On top of having powerful oxidising properties, “Sulfur Trioxide” can lead to significant burns on both ingesting it and inhaling it, because of its highly corrosive qualities. Thus it demands utmost care and caution while handling “Sulfur Trioxide” as it also produces “sulfuric acid” which is highly corrosive in nature.

Conclusion

“Sulfur Trioxide” or “$\mathrm{SO_{3}}$” is a compound which is chemical in nature and possesses powerful oxidising and reactive properties. It is basically odourless and colourless in its liquid state and has a density of “1.92 g/cm³”, and it is perfectly soluble in nature. It is prepared using different methods in different surroundings mainly in the atmosphere, in laboratories and in industries. Due to its involvement in “sulfonation reactions” as a reagent, it is used in the production of dye, different pharmaceutical products and detergents.

FAQs

1. How do "Sulfur Trioxide" and H2O react?

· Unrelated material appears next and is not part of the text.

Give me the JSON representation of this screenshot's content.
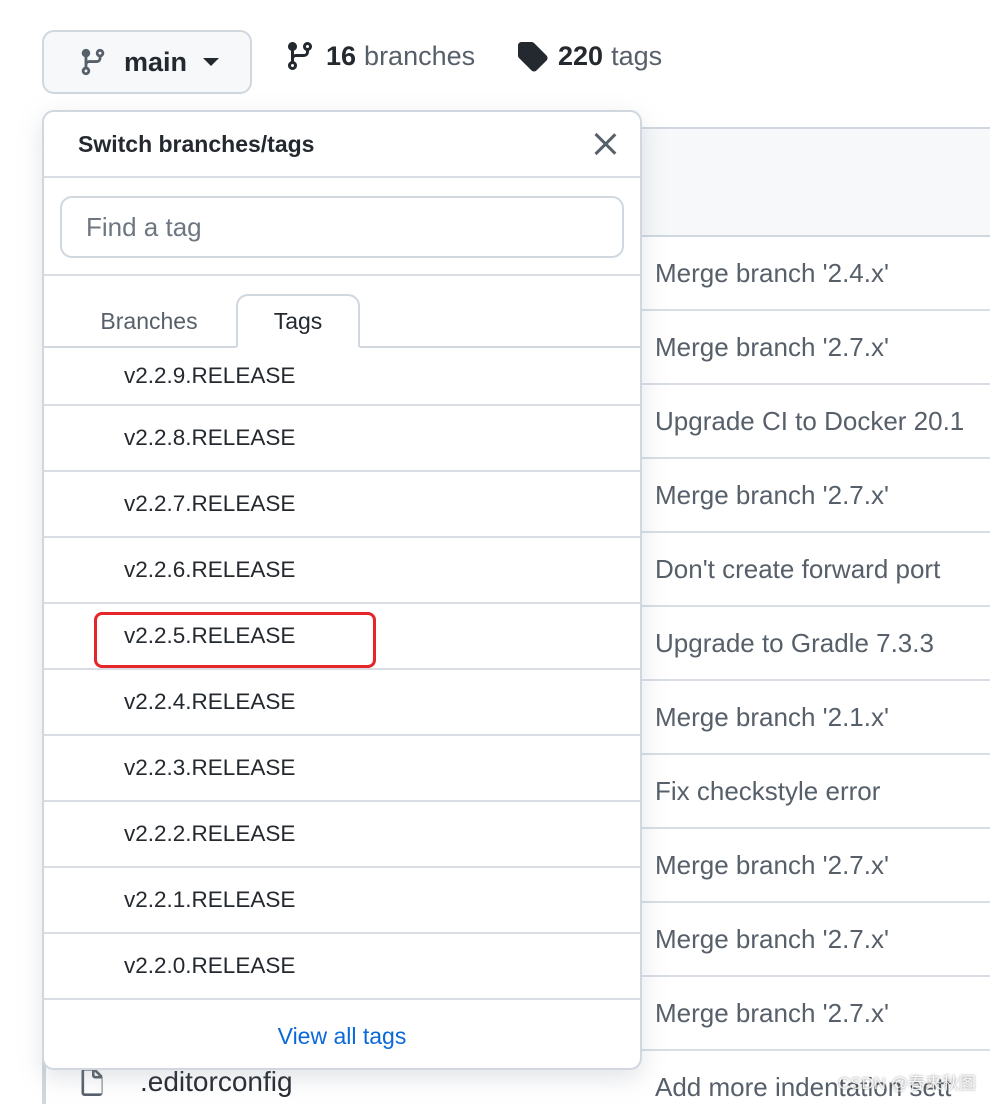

The two react mainly to produce “sulfuric acid” and the process requires a lot of heat. The reaction is mainly performed while burning “metal sulfides”, and then the conversion of “SO3” under a catalyst before reacting it with water.

2. How is “Sulfur Trioxide” prepared under atmospheric conditions?

“Sulfur Trioxide” is obtained from “sulphur dioxide” while in the air as it readily oxidises and the reaction supposedly takes place in the following manner −

$\mathrm{"SO_{2}\:+\:\frac{1}{2}O_{2}\:=\:SO_{3}\:\Delta\:H\:=\:-198.4"}$

3. Comment on the harmful nature of “Sulfur Trioxide”?

Uncareful indigestion and inhalation of “Sulfur Trioxide” may lead to disastrous burns inside the body due to its highly corrosive qualities.